I always knew that by mid-October all of the hard work would start paying off as individual students became a classroom community, learning was evident throughout the day, and teachers and families were settled into their new routines and relationships. However, the first weeks can be tough, and how we all handle them sets the tone for the rest of the year.

Parents, teachers, and students are very tired at the beginning of the school year. Be patient! It is exhausting to implement and learn new routines, recognize new faces, and memorize new names while also focusing on academic learning and homework. Give each other time to get everything running smoothly, and try not to make quick judgments based on information gathered in the first couple weeks of the school year.

Choose a Bible verse, like Colossians 3:12, on which to focus as you interact with your children, other families, teachers, and administrators: “Therefore, as God’s chosen people, holy and dearly loved, clothe yourselves with compassion, kindness, humility, gentleness, and patience.” Stressful times can give our sinful natures a foothold, but focusing on God’s Word supports us as we build and grow relationships at the beginning of the school year. Posting an encouraging verse in your car, on the fridge, or on your mirror can be a gentle reminder throughout the day of how you would like to treat others in this time of change.

Just when it seems like things are going smoothly and it’s going to be a good year, a couple things often seem to set off a normally patient, kind, and gentle parent—homework and “mean” kids.

• Homework: Often schools have homework philosophies, and teachers need to follow what is required of them. Teachers work hard to give homework that is not too hard, not too easy, beneficial for every student, and that fits every family situation, but . . . this is tremendously hard to accomplish. The only way for a teacher to know if the homework is or is not working for your family is if you discuss it with him or her. If the amount, type, or content of homework is not working for your child or family, please ask to speak to the teacher privately and then share how homework is going. Ask the teacher to help you problem solve so that your child can best benefit from the homework he or she is doing.

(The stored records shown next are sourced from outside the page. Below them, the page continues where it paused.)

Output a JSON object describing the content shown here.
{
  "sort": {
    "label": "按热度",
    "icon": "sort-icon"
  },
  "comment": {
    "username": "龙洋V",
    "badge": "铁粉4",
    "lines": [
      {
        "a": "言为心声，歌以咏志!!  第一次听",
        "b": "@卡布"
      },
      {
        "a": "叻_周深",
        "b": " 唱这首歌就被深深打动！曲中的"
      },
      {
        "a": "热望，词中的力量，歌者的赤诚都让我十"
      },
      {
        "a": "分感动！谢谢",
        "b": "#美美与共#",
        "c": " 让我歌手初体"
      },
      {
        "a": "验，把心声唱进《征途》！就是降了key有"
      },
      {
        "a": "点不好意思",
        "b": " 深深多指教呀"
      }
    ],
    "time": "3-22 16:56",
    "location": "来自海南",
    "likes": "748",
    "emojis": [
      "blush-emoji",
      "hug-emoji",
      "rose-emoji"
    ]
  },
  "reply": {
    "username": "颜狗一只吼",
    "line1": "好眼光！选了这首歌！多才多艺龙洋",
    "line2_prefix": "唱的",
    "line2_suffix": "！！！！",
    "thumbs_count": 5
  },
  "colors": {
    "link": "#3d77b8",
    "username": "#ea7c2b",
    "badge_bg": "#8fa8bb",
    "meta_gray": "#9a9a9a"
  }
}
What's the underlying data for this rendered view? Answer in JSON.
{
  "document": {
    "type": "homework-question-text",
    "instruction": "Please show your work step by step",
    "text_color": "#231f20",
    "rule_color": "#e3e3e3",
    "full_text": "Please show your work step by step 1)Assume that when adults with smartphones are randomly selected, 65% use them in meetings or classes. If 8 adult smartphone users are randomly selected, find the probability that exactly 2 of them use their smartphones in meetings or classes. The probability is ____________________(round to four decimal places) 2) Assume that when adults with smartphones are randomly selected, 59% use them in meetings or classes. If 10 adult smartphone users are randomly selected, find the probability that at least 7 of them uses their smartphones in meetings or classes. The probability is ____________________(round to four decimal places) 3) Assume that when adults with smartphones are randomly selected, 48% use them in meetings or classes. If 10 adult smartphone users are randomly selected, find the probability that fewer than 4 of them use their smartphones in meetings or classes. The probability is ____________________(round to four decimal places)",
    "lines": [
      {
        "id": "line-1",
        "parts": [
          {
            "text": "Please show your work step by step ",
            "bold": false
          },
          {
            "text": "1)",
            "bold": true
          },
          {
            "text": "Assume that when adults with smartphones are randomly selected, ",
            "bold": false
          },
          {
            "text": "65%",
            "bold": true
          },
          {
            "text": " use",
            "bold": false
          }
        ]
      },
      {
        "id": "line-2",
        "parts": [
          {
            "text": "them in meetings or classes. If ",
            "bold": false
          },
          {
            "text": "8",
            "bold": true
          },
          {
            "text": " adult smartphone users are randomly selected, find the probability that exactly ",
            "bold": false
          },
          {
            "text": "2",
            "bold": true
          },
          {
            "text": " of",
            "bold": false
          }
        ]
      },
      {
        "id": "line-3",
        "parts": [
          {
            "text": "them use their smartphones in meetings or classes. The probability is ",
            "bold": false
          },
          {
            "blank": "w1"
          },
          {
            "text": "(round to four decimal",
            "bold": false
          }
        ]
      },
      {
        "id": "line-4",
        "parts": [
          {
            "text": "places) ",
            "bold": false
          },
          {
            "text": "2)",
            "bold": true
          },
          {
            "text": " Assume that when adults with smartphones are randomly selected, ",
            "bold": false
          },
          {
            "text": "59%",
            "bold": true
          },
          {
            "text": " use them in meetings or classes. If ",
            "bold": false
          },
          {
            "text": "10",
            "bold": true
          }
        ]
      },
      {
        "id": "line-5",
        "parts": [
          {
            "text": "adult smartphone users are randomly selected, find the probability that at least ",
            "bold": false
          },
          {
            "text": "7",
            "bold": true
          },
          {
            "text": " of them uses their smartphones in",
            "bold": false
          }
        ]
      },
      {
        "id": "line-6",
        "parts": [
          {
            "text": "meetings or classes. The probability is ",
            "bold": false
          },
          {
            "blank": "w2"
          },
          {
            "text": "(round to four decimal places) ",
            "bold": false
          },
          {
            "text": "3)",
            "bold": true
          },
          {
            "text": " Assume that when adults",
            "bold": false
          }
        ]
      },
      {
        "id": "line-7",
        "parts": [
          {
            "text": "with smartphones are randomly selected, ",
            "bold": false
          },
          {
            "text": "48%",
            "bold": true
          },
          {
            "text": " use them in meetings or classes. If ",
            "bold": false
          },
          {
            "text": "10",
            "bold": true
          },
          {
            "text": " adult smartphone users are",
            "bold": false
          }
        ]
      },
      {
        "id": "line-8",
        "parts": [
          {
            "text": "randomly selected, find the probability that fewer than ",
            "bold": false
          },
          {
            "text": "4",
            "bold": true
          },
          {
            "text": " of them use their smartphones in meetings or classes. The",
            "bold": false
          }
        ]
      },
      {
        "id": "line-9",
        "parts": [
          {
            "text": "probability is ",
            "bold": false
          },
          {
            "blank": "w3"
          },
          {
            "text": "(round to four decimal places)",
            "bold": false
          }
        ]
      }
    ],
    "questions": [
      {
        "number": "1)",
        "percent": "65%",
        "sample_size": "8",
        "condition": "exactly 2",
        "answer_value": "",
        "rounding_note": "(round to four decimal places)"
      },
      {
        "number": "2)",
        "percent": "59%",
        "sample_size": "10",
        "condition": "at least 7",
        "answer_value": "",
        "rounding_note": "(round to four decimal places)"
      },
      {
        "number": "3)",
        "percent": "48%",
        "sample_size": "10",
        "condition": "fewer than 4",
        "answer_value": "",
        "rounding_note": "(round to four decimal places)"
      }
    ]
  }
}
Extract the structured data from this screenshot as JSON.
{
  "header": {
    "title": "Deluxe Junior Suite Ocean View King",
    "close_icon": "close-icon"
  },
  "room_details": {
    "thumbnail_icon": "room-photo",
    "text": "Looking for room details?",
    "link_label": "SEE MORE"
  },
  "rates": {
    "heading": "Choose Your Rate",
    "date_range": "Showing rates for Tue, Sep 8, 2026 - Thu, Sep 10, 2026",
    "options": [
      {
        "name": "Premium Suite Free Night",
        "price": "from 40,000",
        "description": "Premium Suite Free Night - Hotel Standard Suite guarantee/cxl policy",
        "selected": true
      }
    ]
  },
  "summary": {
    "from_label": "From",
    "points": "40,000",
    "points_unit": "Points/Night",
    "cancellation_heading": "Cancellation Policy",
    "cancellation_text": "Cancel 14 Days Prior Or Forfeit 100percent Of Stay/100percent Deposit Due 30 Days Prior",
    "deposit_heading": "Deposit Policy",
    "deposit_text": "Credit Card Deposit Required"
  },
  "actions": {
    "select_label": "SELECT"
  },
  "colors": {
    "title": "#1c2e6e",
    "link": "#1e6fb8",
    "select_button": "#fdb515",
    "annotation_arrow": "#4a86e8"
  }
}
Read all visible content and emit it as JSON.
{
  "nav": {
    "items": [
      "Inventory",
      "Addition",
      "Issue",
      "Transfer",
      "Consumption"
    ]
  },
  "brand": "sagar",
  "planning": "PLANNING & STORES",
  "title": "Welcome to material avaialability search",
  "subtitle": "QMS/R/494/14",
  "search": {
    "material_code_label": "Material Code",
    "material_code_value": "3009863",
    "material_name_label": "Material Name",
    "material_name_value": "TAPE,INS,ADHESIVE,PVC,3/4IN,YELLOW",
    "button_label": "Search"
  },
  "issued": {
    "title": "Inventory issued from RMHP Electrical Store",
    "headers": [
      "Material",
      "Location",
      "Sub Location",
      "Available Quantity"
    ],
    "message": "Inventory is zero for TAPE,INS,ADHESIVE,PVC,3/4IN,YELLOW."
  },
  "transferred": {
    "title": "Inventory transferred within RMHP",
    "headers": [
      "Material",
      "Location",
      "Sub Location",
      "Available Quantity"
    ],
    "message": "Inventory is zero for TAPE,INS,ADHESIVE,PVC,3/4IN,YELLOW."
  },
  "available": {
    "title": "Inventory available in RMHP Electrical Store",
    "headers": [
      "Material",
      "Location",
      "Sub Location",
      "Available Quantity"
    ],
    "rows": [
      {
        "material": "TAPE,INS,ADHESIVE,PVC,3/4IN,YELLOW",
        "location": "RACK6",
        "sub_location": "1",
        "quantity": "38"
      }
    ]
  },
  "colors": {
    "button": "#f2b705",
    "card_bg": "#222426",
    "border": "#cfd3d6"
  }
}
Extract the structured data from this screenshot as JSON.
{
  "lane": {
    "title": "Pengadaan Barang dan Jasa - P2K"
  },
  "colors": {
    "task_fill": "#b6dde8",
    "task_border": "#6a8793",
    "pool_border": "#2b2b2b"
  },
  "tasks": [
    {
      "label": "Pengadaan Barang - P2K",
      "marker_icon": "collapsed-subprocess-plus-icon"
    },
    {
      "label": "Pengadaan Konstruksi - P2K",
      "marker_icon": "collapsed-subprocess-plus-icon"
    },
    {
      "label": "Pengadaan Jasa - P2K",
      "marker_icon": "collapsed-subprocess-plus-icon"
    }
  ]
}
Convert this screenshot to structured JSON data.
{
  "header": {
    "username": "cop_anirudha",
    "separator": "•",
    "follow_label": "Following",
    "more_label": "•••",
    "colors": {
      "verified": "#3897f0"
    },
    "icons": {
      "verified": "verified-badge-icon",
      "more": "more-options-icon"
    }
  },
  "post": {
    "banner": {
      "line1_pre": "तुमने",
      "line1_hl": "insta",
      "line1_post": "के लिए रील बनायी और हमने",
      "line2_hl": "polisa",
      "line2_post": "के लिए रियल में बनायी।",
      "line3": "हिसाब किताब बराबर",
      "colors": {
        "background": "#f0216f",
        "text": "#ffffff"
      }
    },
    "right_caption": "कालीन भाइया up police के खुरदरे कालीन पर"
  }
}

• “Mean” kids: At the beginning of the school year, students often have some kind of social growing pains. They may not have spent much time with friends in the summer, and they now have to learn or remember how to problem solve, work, and play in a group and navigate the recess scene successfully. All kids struggle with some aspect of social learning as they practice being part of a group that includes others and treats others with respect. It’s important for parents to remember that other kids are not enemies—they are kids who are working on learning how to be kind friends and successful learners just like your child. When talking with your child about these experiences, try to help your child remain calm and focused on how to help the situation be better the next day. It is hard to hear that your child is sad or upset, but learning how to problem solve and build relationships with others is a vital skill that your child needs time to learn.

Teachers want you to know that we see these relationship dynamics and are closely monitoring interactions between children. However, we will not always step in, as it is so important for kids to practice their problem solving skills and then ask adults for help if needed. If you are concerned about a situation or relationship that seems to be bothering your child, please talk with your child’s teacher in a respectful way. Often asking the teacher for his or her perspective on the situation sets you up for a conversation focused on helping your child, which works better than an attack on the teacher.

Whether you are frustrated about homework, worried about your child’s friendships, or unsure about a teacher’s decisions, remember the grace that God gives you every day and pass that grace along to others. Choosing to interact with people in a spirit of love, kindness, and patience will make all the difference as you strive to begin the school year with positivity and grace.

Rachel Blum and her husband, Matt, have three young children and are members of St. Paul, Green Bay, Wis.